Gas chromatography is a robust and adaptable technique that is suitable for use with a wide range of volatile and semivolatile organic compounds. It is important that column development and advancements in the technique maintain pace with the rapidly changing environment of the analytical laboratory. The current economic push toward higher-throughput techniques with increasingly complex and active samples can test the integrity of the commonly available capillary columns.

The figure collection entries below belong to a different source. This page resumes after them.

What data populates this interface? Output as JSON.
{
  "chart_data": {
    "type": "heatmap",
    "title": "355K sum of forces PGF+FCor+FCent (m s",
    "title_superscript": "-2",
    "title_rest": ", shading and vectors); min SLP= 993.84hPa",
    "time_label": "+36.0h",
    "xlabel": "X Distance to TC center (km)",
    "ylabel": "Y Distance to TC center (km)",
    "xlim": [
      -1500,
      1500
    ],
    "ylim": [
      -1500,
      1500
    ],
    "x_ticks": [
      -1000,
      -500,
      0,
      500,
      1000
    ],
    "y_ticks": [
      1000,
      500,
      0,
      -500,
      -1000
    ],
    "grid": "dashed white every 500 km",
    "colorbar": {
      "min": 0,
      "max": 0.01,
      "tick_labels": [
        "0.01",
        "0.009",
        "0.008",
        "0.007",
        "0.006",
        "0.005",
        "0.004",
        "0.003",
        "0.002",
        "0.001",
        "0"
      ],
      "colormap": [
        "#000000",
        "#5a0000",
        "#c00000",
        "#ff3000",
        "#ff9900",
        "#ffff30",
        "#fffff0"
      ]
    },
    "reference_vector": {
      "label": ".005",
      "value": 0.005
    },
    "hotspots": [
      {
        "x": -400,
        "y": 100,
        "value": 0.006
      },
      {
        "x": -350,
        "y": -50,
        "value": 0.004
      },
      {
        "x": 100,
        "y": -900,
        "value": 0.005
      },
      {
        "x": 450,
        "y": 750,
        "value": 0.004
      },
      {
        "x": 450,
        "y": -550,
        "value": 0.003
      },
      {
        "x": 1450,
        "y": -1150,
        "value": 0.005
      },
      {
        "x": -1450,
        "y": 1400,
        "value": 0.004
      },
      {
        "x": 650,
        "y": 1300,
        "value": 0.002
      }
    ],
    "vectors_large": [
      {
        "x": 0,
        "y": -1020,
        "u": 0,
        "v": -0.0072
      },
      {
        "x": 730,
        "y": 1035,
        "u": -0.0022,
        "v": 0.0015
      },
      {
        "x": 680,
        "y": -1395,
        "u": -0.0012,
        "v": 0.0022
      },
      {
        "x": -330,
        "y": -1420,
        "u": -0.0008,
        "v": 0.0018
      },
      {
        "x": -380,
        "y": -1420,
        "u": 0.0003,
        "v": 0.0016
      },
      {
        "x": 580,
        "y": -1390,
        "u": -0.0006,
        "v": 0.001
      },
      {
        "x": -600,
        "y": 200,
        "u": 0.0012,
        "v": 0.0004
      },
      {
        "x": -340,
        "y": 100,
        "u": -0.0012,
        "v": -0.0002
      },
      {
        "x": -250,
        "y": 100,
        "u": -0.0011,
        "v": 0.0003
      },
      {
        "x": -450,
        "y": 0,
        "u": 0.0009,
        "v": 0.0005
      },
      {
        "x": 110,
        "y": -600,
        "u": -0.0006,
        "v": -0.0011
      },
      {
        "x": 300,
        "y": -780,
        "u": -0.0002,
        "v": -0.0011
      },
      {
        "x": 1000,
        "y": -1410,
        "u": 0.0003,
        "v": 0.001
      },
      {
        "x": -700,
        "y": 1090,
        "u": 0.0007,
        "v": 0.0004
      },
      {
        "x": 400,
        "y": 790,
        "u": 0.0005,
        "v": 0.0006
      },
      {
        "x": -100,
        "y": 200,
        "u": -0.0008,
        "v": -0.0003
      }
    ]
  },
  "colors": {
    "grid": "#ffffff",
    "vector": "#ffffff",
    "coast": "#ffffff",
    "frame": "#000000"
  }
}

The demands placed upon these columns can cause breakdown of the column material, leading to inefficient separation and/or contamination of the eluent. Metal-clad GC columns, such as Thermo Scientific TraceGOLD, provide the analyst with a more robust and stable column choice. A metal column has the ability to perform high-throughput and high-temperature applications, with reduced risk of column breakdown or column bleed. In addition, column contaminants can be easily removed from metal columns with a high-temperature bakeout, reducing the incidence of sample carryover. A metal GC column is able to perform existing GC applications, without reduction in sensitivity or specificity, but with a significant increase in flexibility and stability of use.

References

  1. Martin, A.J.P.; Synge, R.L.M. Biochem. J. 1941, 35, 1358–68.
  2. Scott, R.P.W. Chromatography Book Series—Gas Chromatography; Library 4 Science Publishing, 2003; www.chromatography-online.org/.